You'll also hear the argument that the bones of a pinkie are underdeveloped so there is little calcium benefit, but then I've also heard the exact opposite from others. As for rat pups vs. pinkies, many snake owners prefer to feed rats over mice, citing a higher nutritional content so maybe that's where that came into play. Again I'm not sure as I'm not a biologist or nutritionist, just a guy who keeps skinks, so like you, I tend to stick with what works for me, especially when the information is conflicting. What I do know for sure, is that I've heard a few stories from BTS keepers that fed a diet primarily of mice and the common result was fatty liver disease and early death. And similarly, I've heard from people that feed mice occasionally or as you said during a gestation period, with good results. So I kind of prefer to go off of that.
Posted: Sat Feb 09, 2019 11:47 pm
Regarding using pinkie rats :
Small size fat content between 24% - 28% fat. Not good.

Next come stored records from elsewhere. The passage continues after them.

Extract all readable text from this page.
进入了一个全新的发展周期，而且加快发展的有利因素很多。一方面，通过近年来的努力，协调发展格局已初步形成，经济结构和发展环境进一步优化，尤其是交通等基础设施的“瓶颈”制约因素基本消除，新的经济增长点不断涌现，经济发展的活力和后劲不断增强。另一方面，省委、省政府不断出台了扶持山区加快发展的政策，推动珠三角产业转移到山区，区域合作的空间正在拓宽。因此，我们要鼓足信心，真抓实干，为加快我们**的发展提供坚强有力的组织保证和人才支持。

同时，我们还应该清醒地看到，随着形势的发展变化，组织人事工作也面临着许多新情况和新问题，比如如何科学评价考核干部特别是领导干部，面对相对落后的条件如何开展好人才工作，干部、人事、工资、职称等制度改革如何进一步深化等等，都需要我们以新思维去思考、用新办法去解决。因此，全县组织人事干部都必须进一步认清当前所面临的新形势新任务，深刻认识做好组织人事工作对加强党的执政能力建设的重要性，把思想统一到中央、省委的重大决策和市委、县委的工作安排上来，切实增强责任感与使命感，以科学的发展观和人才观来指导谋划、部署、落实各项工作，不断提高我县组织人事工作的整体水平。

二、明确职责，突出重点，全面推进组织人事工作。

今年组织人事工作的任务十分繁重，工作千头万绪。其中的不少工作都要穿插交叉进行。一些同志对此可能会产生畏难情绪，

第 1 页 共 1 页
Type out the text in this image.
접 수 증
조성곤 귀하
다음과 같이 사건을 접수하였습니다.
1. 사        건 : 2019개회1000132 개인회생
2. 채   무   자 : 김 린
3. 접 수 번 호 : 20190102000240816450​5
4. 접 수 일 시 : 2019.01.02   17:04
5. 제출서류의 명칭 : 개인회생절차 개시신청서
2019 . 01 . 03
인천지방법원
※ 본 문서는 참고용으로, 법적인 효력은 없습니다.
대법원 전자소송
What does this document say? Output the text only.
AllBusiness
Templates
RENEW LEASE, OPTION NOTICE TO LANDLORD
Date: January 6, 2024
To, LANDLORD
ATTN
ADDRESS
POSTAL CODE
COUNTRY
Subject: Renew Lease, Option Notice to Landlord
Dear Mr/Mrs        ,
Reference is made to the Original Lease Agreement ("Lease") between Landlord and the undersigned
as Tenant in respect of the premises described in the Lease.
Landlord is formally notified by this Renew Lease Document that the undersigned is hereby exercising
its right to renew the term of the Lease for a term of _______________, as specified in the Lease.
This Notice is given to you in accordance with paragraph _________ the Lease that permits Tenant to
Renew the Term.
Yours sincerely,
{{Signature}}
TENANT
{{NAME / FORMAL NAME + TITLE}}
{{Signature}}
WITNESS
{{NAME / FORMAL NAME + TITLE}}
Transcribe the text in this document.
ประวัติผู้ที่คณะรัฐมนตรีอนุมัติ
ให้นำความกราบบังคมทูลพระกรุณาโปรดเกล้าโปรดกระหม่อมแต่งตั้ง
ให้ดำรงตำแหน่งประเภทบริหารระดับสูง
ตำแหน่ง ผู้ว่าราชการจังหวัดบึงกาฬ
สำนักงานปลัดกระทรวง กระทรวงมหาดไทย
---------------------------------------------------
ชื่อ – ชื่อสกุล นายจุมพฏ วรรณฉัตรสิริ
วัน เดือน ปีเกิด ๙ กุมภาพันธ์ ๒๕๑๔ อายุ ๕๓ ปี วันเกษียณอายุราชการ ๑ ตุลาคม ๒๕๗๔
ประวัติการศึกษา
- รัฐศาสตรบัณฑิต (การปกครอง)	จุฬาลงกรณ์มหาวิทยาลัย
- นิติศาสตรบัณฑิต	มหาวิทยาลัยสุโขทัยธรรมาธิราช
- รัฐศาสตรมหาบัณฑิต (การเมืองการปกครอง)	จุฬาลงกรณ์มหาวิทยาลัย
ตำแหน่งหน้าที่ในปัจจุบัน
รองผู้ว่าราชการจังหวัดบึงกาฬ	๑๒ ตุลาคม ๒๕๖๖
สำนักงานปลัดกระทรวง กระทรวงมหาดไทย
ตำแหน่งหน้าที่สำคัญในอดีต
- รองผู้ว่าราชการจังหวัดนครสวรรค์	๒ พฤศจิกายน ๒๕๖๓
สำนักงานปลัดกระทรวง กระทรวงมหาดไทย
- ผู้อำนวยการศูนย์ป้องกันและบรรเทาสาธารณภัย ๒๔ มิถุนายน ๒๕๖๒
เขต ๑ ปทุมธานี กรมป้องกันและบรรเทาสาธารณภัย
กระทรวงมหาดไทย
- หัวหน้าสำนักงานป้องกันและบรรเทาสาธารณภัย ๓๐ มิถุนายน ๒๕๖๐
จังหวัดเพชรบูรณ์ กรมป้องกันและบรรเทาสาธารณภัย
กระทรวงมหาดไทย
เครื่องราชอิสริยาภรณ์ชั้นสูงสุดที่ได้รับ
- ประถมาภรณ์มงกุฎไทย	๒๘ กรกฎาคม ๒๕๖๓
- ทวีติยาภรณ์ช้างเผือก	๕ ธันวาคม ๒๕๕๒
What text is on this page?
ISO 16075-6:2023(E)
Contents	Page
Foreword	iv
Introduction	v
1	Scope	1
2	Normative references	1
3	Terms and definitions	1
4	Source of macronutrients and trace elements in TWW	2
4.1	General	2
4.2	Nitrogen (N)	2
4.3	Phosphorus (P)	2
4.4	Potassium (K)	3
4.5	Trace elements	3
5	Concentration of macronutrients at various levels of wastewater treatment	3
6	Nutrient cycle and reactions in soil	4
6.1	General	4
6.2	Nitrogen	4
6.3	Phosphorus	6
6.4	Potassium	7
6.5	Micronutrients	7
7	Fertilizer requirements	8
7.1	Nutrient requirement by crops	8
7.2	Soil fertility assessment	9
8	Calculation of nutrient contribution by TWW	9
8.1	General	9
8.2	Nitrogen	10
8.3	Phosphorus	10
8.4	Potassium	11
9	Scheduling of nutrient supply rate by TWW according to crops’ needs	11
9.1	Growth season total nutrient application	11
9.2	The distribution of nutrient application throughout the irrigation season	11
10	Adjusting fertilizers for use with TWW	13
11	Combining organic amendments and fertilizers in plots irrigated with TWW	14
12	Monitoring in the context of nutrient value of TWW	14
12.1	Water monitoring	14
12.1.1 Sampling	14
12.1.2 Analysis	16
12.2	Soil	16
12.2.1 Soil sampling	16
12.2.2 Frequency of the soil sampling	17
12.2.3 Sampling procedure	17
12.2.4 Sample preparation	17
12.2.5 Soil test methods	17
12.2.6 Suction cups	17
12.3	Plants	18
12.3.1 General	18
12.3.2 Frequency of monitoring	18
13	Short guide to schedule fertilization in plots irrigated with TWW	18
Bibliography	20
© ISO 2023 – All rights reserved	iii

For those who are not scientists , if Ash = 12% and % Ca is 1.85% ==> Ca content of animals as assayed is = 0.12 x 0.0185 ==> 0.222 % Ca
Posted: Sun Feb 10, 2019 9:27 am
Starting to wish I never started this thread, didn’t realise it was going to cause such controversy!
Gonna hang fire and just feed him one if he ever goes off his food... so far not an issue cuz he’s a little greedy guts. Thanks for everyone’s input.
Posted: Sun Feb 10, 2019 3:04 pm
Don't be sorry. Different perspectives on issues and civil debate, which i think this has been, is not a bad thing in my eyes. Sometimes it's necessary to hear different points of views to learn.
Posted: Sun Feb 10, 2019 9:26 pm
mb606587 wrote:Don't be sorry. Different perspectives on issues and civil debate, which i think this has been, is not a bad thing in my eyes. Sometimes it's necessary to hear different points of views to learn.
I see no problems with offering real nutritional data (when it's available) and offering an OPINION.
The data is there for others to see and use in making an educated decision.